When she had finished tapping, the baby calmed down and looked her straight in the eye. Amazingly, his frowned eased up. Then he fell into a peaceful sleep.
When he awoke, he seemed interested in his surroundings, and when Barbara took him out to his mother (who still resisted looking at him), his aunt took him and they had great interactions. In writing about this Barbara comments that she surely wishes she could have found a way to do EFT on his mother!
When we were discussing this, I asked her whether she had thought of doing surrogate EFT with the mother at that time and she said actually she had not, but might very well use this method if needed in the future. She had been so totally focused on the baby that she could think of nothing else at the time, she said she was totally absorbed in his world.
(NOTE: When tapping on infants, Barbara uses the EFT tapping points on the face commencing with the inner eyebrow, and also the collarbone spot. She taps very gently).

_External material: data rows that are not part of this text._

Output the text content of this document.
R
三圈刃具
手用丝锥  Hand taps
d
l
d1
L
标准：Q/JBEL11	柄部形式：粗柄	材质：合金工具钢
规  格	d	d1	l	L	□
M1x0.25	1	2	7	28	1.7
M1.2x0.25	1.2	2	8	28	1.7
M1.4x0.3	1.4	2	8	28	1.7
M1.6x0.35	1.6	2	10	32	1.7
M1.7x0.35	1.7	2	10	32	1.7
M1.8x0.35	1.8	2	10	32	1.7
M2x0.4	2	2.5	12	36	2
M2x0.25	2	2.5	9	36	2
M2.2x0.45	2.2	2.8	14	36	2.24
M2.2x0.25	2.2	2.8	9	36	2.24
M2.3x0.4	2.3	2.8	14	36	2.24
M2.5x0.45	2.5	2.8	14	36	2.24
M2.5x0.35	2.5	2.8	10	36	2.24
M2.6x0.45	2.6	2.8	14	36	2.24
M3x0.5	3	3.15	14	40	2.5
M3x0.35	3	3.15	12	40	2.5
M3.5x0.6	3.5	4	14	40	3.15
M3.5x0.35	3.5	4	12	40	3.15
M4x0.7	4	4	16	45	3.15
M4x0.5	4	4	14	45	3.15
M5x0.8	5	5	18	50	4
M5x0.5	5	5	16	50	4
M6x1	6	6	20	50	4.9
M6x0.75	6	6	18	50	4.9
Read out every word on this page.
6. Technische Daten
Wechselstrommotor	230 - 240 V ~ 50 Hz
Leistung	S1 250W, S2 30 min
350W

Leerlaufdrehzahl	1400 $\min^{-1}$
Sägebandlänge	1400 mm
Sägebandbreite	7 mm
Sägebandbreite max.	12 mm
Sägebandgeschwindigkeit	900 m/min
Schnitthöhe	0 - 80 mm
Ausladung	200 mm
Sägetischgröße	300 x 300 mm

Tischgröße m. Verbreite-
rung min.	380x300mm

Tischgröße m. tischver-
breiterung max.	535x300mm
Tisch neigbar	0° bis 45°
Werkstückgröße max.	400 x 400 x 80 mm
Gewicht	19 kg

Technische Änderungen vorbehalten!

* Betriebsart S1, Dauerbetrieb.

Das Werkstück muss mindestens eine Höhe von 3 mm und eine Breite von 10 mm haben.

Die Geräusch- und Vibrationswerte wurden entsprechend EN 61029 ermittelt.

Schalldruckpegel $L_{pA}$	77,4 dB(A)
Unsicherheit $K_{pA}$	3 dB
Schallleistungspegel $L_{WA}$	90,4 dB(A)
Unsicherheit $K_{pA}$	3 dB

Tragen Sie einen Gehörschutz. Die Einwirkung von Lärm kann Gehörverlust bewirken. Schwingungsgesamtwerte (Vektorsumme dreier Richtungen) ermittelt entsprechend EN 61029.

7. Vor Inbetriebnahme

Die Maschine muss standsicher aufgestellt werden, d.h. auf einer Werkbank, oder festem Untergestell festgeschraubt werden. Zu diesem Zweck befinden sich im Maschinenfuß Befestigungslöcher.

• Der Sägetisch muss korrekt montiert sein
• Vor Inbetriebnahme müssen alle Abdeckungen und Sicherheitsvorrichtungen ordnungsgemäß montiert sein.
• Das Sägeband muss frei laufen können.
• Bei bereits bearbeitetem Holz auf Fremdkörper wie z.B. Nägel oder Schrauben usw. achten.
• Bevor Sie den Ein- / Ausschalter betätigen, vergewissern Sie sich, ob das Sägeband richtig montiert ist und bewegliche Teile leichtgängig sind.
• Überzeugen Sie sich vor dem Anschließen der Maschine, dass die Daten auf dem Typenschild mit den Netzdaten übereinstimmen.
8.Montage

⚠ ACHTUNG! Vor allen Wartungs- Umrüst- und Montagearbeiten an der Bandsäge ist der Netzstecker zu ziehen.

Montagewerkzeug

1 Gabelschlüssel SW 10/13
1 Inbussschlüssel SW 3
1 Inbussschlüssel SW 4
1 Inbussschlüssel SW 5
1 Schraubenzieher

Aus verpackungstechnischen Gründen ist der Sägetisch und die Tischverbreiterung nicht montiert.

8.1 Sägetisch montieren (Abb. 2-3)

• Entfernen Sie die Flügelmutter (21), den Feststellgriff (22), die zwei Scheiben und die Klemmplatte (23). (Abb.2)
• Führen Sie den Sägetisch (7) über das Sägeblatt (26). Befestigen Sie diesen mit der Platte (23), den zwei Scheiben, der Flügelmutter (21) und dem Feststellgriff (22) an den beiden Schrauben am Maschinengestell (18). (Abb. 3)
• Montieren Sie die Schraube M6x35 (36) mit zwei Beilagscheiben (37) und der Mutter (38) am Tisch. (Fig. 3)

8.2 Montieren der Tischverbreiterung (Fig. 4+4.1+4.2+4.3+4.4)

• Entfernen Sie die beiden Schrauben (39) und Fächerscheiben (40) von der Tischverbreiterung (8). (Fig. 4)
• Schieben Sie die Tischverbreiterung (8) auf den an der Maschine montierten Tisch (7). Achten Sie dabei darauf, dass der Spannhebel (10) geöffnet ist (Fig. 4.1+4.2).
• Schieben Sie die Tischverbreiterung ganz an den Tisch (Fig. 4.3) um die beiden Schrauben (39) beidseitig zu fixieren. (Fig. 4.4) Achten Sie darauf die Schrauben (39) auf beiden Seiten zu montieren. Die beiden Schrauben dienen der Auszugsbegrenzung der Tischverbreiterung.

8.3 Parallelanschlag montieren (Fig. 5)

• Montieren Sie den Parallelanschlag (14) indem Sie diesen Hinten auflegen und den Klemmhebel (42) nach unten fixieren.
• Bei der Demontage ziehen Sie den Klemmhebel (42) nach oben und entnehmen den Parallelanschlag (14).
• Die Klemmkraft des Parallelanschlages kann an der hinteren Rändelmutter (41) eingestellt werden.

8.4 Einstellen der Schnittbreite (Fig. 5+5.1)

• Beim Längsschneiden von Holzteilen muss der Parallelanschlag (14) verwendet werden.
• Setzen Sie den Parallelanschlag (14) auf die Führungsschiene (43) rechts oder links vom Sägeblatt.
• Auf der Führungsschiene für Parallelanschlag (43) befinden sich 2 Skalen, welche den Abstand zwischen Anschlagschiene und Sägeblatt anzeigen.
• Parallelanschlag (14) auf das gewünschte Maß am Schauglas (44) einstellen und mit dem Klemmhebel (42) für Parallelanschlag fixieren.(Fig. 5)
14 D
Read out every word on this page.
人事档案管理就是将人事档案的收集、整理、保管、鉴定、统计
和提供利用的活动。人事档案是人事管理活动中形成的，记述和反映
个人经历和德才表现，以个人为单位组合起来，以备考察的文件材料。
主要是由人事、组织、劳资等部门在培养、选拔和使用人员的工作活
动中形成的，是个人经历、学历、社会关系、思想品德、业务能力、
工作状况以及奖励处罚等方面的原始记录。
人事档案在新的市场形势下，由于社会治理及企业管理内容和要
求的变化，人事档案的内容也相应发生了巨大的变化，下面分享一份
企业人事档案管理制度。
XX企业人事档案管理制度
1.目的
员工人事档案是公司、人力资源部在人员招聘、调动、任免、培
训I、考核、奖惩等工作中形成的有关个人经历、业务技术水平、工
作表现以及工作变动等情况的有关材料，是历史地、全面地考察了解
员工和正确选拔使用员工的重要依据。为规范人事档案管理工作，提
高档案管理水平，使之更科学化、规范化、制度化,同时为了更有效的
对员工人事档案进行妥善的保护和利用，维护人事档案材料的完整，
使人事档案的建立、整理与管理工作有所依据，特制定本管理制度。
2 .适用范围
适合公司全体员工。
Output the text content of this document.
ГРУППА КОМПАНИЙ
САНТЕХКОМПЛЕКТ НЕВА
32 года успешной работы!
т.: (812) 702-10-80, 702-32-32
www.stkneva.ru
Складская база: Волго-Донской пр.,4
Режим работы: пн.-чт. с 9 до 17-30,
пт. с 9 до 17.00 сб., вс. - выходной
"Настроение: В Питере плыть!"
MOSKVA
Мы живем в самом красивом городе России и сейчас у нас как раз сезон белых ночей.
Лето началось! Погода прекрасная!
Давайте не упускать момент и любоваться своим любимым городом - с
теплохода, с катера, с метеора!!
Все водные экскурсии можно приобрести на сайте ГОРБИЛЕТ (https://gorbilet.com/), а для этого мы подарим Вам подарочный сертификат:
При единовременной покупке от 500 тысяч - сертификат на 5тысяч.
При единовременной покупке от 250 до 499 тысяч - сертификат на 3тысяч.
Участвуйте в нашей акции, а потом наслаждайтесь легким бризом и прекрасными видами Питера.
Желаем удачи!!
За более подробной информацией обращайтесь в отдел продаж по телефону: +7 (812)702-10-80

Her second experience using EFT on a newborn was when she was the receiving baby nurse for an emergency Cesarean section where the baby was five weeks early, and had potential lung problems due to his premature birth. A pediatric specialist also attended the birth. The infant came out looking quite good, and although the team provided “blow-by” oxygen (a process whereby oxygen from a tube is allowed to blow by the baby’s face), he did not require intubation (a process in which a tube is put down the trachea into the lungs). The medical staff was feeling optimistic, when suddenly the infant started to decompensate. He began to manifest labored breathing with some grunting and “retractions” (severely effortful breathing where one can see the sternum tucked in sharply with each breath).
The doctor, who is very experienced, shook his head and said, "Get on the phone and begin the transfer process.” By this, he meant the baby was to be transferred to a higher level facility since the present one didn't keep incubated infants. Barbara immediately placed the call, and the nurses out on the floor began the process. They were still in the operating room when the doctor went over to talk with the mother (who had been given the spinal anesthesia, so she was awake) to tell her of the transfer. While the doctor talked with the mother, Barbara took this time to bend close to the baby and start lightly tapping on him:
“You have done a marvelous job with your birth….. Now your lungs just need to work easily and properly….. Breathing without effort….. Adjusting to life outside the womb….. You are welcome, and we will give you whatever you need….. "
When the doctor came back to see him, the baby was breathing normally. They took him to the Level 2 Nursery anyway, for close observation, but he did not require ANY further oxygen at all. The transfer was canceled. He never showed any further breathing difficulty. They kept him at their facility, with his parents, and he went into the normal newborn nursery the next morning.
Barbara comments that although these cases could be argued as “coincidental” in timing (anything can be argued as coincidental of course) she is trusting her own experience of “the miraculous in the moment” – of that “feeling inside of connecting with something not usually touched… of a respect for that "something larger" that is available, and of the unique sensations that come when the connection is made.” She feels that a “new door (marked "EFT") has appeared in her life, and the opening of it “has blessed me deeply.”
The use of EFT for newborns that Barbara describes is not only inspiring but potentially important from a medical point of view, and I hope that those in the position to do so in hospitals, or other places of birth will soon recognize the wonderful possibilities inherent in this kind of intervention.